The World Federation of Advertisers repeats a survey on client-agency relationships last conducted in 2018. And the results are positive.
Chief marketing officers’ perception of value provided by their agency partners is at the highest level in over a decade.
The findings come from the World Federation of Advertisers (WFA) and The Observatory International’s latest survey on the relationship between clients and agencies. It’s part of a study that has been conducted every four years since 2011.
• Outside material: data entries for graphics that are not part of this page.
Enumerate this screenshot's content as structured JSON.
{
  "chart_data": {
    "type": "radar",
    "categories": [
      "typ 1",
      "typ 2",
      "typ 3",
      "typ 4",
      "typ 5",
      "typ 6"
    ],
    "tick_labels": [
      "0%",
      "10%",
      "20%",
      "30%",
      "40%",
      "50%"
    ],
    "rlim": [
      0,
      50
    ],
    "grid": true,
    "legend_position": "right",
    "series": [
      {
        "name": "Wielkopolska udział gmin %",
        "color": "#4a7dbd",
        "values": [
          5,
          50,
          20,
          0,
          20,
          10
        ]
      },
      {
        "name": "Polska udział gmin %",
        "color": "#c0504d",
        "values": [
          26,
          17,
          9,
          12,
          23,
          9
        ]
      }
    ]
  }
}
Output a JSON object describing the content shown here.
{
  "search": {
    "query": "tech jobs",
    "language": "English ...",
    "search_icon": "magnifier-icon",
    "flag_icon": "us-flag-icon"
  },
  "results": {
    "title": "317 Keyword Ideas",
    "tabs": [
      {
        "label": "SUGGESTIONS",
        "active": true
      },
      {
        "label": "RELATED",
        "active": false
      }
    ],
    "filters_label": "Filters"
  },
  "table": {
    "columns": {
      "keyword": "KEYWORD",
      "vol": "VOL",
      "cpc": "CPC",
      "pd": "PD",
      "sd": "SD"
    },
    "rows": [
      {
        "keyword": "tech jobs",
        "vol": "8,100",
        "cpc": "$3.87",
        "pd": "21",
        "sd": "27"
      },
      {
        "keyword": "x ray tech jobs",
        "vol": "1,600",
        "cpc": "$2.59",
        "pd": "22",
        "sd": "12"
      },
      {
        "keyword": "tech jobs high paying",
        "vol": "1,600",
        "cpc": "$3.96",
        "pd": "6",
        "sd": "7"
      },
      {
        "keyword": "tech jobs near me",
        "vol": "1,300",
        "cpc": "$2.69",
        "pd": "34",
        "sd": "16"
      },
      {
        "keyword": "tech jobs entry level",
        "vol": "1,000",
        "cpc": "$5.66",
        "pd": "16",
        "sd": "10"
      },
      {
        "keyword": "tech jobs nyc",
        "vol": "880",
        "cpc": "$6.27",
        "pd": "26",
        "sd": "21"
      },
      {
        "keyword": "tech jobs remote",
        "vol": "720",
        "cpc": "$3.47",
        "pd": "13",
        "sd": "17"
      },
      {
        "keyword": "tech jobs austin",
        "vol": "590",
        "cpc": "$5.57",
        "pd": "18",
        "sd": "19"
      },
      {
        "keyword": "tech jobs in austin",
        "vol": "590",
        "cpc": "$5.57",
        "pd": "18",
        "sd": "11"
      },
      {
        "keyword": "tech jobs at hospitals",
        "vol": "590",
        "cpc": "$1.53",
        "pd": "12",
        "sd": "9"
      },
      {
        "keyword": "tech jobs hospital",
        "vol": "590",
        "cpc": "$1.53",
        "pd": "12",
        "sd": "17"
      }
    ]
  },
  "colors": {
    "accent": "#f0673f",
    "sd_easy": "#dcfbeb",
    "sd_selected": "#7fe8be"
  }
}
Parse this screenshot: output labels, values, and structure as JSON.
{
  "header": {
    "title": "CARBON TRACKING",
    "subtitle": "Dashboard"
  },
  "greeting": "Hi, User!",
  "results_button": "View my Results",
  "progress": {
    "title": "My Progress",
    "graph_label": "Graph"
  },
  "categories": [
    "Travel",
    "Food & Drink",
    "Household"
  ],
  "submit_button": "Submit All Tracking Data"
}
It found that advertisers feel more positive about the value exchange with their agencies. The portion of respondents agreeing ‘most strongly’ with the statement “I feel that I am getting value for money from my agencies” grew five percentage points since the last study in 2018, to 17%. Compared to the WFA’s first such study in 2011, overall value perceptions – those who ‘agree somewhat’ or ‘agree strongly’ – are up 19 points.
However, media agencies have the most to prove to clients when it comes to value. Within that sector, 5% of marketers ‘strongly disagree’ with the idea that they are getting good value. Anecdotal suggestions appear to indicate that a lack of original thinking and a habit of rolling out the same solutions year after year has led some respondents to question overall value.
Meanwhile, nearly half of respondents still have concerns over the lack of transparency with their agencies, with the highest degree of concern again affecting media (11%).
The study is based on responses from 200 senior executives, mostly in marketing procurement roles, representing 84 companies, with a total global annual ad spend of more than $136bn.
When it comes to remuneration, the survey found an ongoing trend for more payment terms based on labor and performance, while arrangements based on labor and FTE are still dropping back. Performance deals were up from 9% in 2011 to 22% currently; FTE set-ups were down 54% points to 33% since 2011.